We posted a little about this a couple days ago. It really is easier than you think to become a trusted user to unsuspecting victims. If you didn’t see it, you can see it now.
So if it’s so easy to do then what’s the point, right? If people really want your information then they are going to get it and they can do it as simple as that. And as we have mentioned before, this can be overwhelming. But we can’t allow it to be. We can’t make it easy and we can’t just give in and accept.
We know how they attack, and we just saw how a sample attack goes down. So let’s use that.
- Adopt enhanced security measures. Change your passwords. Don’t use the same passwords for multiple sites or devices. Use passphrases, not codes. Change them every 60-90 days. Use two factor identification in as many sites/places as you can. It’s becoming more and more common so if you don’t have it, ask about it.

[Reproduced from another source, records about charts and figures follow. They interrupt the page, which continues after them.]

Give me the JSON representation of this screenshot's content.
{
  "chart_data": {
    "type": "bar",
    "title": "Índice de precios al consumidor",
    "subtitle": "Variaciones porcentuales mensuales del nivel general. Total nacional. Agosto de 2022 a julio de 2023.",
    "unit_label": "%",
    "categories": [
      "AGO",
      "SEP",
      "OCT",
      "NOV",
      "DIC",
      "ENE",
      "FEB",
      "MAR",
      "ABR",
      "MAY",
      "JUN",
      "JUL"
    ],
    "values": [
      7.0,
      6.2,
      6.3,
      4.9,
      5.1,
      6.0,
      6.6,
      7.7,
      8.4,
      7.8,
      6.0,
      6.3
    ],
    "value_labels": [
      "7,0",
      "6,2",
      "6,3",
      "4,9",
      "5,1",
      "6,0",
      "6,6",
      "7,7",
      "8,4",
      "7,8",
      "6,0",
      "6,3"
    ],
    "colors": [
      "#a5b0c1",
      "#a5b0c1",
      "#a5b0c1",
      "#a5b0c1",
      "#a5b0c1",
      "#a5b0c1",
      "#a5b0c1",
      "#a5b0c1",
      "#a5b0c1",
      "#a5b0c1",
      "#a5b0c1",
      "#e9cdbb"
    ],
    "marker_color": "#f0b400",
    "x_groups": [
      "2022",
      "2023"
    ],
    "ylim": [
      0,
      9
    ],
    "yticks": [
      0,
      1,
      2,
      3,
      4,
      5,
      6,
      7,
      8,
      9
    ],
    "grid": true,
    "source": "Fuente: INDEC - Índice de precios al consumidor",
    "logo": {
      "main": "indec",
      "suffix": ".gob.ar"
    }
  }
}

- Identify your critical information and have different levels of security. Everything is not critical and everything doesn’t need to be protected – find out what is the most important and implement additional security measures. Need help understanding this? Check out our prior post.
- Change things up. The military uses Random Access Measures. As the name implies, these are security measures implemented randomly to break up the monotony of your day to day security posture. The intended result – throw off operational planning and surveillance. When an attacker is doing their research they spend days observing all your actions, also known as footprinting. This tactic is designed to identify vulnerabilities, and the time and place for their attack. By implementing RAM, there is always the chance that the attack is disrupted or it fails because something that wasn’t planned for happened. For example, your receptionist now implements 100% identification check prior to entering, or security personnel are visible in and around your location, or you switch network security measures. Change it up; do something unexpected; throw off the attackers window. If they see it happen one day, they may decide that the randomness of your measures is enough to not risk an attack.
- Learn about social engineering. Studies have varied, but most agree that the overwhelming majority of attacks are a result of human error or human ignorance. Social engineers take advantage of our emotions and natural propensity to want to help. They use this to gain access and they will employ any number of tools to do it. Education yourself and those in your company. Try this link. Or this one. Even this.
- Review your policies. If you don’t have policies then start working on them.
- Be Alert and Aware. Security has to be a mindset; a state of mind. It’s not convenient and you can’t relax. Read, listen, and learn about new attacks. Trust but verify. This mantra is very simple. We should trust others, but we have to verify and follow our own instincts. If it doesn’t sound right then maybe it’s not. If you don’t know someone, then don’t just take them for their word, make them prove it. If you have security policies, default to those.
Security should not scare you. It needs to be commitment to protecting you and your company.